Launched during a multi-stakeholder meeting in Grenada in December 2008, the HIPCAR  project responds to requests from the Caribbean Community  (CARICOM) and individual  Caribbean countries to ITU  and the  European Commission for assistance in harmonizing their policies, legislation, regulatory processes and procedures in information and communication technologies (ICT) in order to create an enabling environment that promotes competition and fosters investment and socio-economic development in the region. Prime Minister Kamla Persad-Bissessar of Trinidad and Tobago recognizes that HIPCAR “seeks to fill a significant policy gap within CARICOM by initiating dialogue on the many areas of ICT policy.”
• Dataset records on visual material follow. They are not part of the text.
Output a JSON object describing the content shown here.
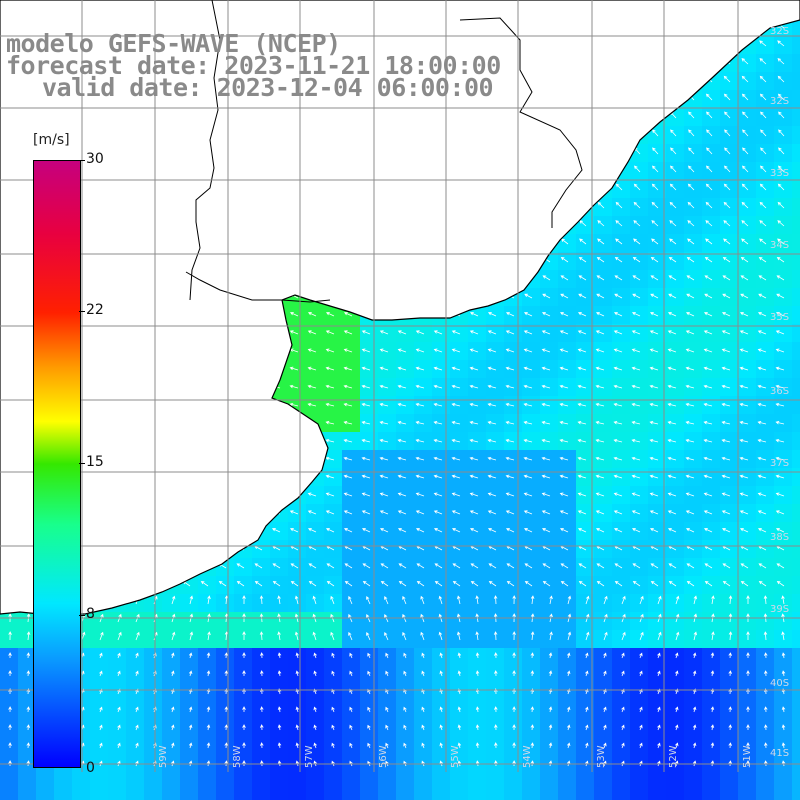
{
  "title": {
    "line1": "modelo GEFS-WAVE (NCEP)",
    "line2": "forecast date: 2023-11-21 18:00:00",
    "line3": "valid date: 2023-12-04 06:00:00"
  },
  "colorbar": {
    "unit": "[m/s]",
    "ticks": [
      "30",
      "22",
      "15",
      "8",
      "0"
    ],
    "min": 0,
    "max": 30
  },
  "latitude_labels": [
    "32S",
    "33S",
    "34S",
    "35S",
    "36S",
    "37S",
    "38S",
    "39S",
    "40S",
    "41S"
  ],
  "longitude_labels": [
    "59W",
    "58W",
    "57W",
    "56W",
    "55W",
    "54W",
    "53W",
    "52W",
    "51W"
  ],
  "colors": {
    "land": "#ffffff",
    "coast": "#000000",
    "grid": "#8c8c8c",
    "arrow": "#ffffff",
    "title_text": "#8a8a8a"
  }
}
Most Caribbean countries have enacted telecommunication laws, established telecommunication regulatory bodies, and dismantled monopolies. However, few have a fully liberalized telecommunication market, and the level of liberalization differs across the region. The HIPCAR project is designed to assist these countries in improving their competitiveness by harmonizing approaches to ICT policy, legislation and regulation, taking account of these differences and of best practice in the region and around the world. As Minister of State Darcy Boyce from the Ministry of Finance, Telecommunications and Energy of Barbados stresses, “our legislation and our policy must be geared towards improving the competitiveness of our countries”, adding that competitiveness using ICT must be placed very high on national agendas.

The HIPCAR project targets 15 beneficiary countries: Antigua and Barbuda, the Bahamas, Barbados, Belize, Dominica, the Dominican Republic, Grenada, Guyana, Haiti, Jamaica, Saint Kitts and Nevis, Saint Lucia, Saint Vincent and the Grenadines, Suriname, and Trinidad and Tobago.

HIPCAR is an integral part of the region’s efforts to develop the Caribbean Single Market and Economy through progressive liberalization of its ICT services sector. The project supports the CARICOM Connectivity Agenda and the region’s commitments to the World Summit on the Information Society, the World Trade Organization’s General Agreement on Trade in Services and the Millennium Development Goals. It also relates directly to promoting competitiveness and enhanced access to services in the context of treaty commitments such as the CARIFORUM States’ Economic Partnership Agreement with the European Union.